Mehmet Eren, Abdulkerim Eser, Seyran Aksoy

Mehmet Eren, Abdulkerim Eser, Seyran Aksoy
 

Sevgili Mehmet EREN'i tanıdığımda futbol ve yemekten bahsediyordu.

Bazen hayattan, bazen spordan, bazen yaşamın renklerinden. Gözümde Sevgili Ahmet AYDIN'la kardeşmişcesine bir birliktelik olarak duruyorlardı. Yemek tarifleri vermek, denemek sanırım tutkusu. Hastane odasından bile bloğu takip etti. Hep aramızda oldu. Kampanyalarda destekçi, düzenlenen toplantılarda baş aktörler tabii...

İçten, samimi duruşları, yaşamları... Hatta ikisini de Karadenizli yapmıştı cahil gönlüm. Cahildi ama samimiydi hissettiklerim.

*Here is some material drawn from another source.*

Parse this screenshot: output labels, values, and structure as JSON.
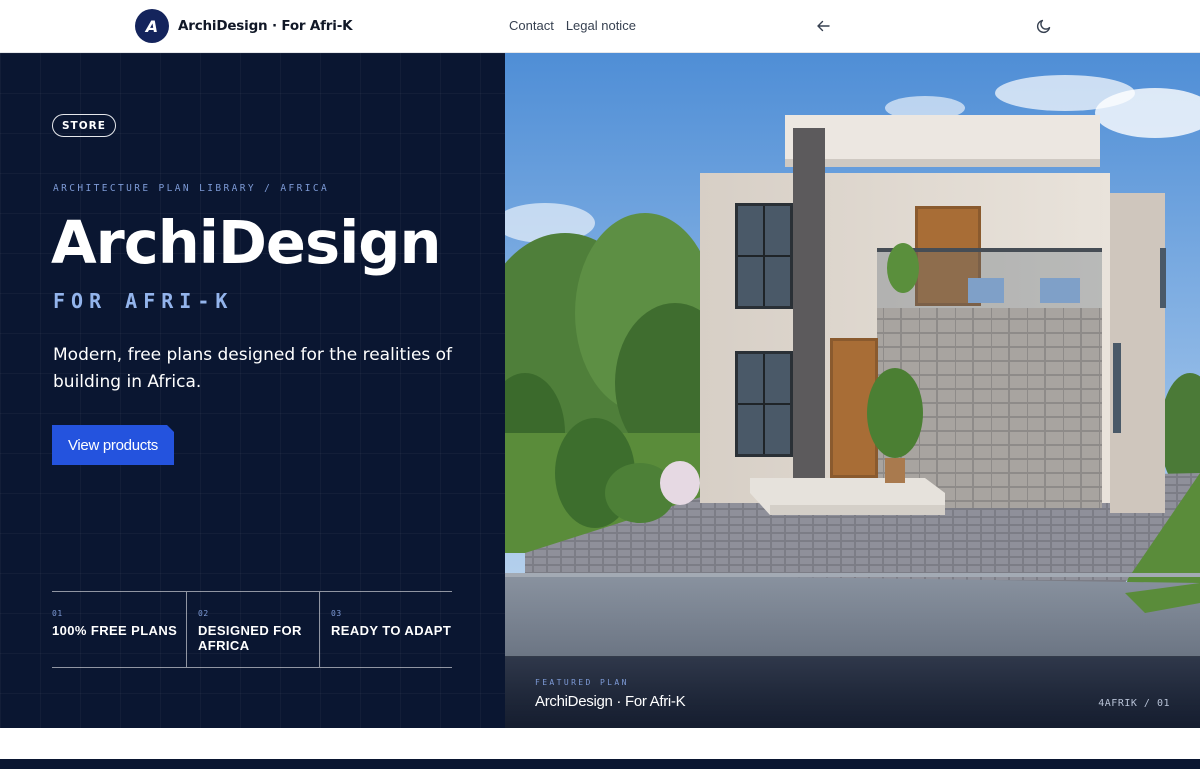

Neyse, Mehmet EREN'i böyle cümlelerle ifade edebilirim. Nazarımda sevdiğim, saydığım abimdir.

Abdulkerim ESER'in "Bit pazarı" yazıları Sevgili Kerem OĞUZ'un yazılarıyla eşleşmişti gözümde.

Biri birine "usta", biri diğerine, "lan çırak" diyebiliyor. Abdulkerim'in sinema tutkunluğu, beni sinemanın büyülü salonlarına götürürdü. Hatta "Prensiplerim Var" yazı bloğu çoklarımıza ve bana da öncü olmuş, ne çok prensiplerimiz olduğunu onun sayesinde görmüştük.

Gülmüştük. Ara verdi kendisi... Lezzetli yazıları bir süreliğine yayında değil. Bekliyorum aramıza döneceği zamanı. Kimbilir? belki biz gitmiş oluruz o geldiğinde...

Gelelim Seyran AKSOY'a,

Yaşamın içinden, kendi içinden, yaşadıklarından, etrafından, ondan bundan yazması kendimi hatırlatıyordu bana...

Ayhhhh çekmesi ise bir alem ve keyif alıyorum artık ayhhhhhh demekten. Artık ben de "ayhhh" çekiyorum.

İçimizden ve sıcak, samimi yazıları farkını hissettiriyor bana...

İyiki de onun yazılarını okuyorum.

Sandım ki, benim gibi herkes ama herkes bu arkadaşları seviyor.

Bir, iki kelime daha versem resimlerini koymuş gibi olacaktım. Öyle düşündüm.

Ve, bunu bir program formatında sunmak istedim.

Olmadı tabii...

Resmen çuvalladım.

Haliyle kendi kendime oyun kurup oynadım. Cevaplarını da kendim veriyorum böylelikle.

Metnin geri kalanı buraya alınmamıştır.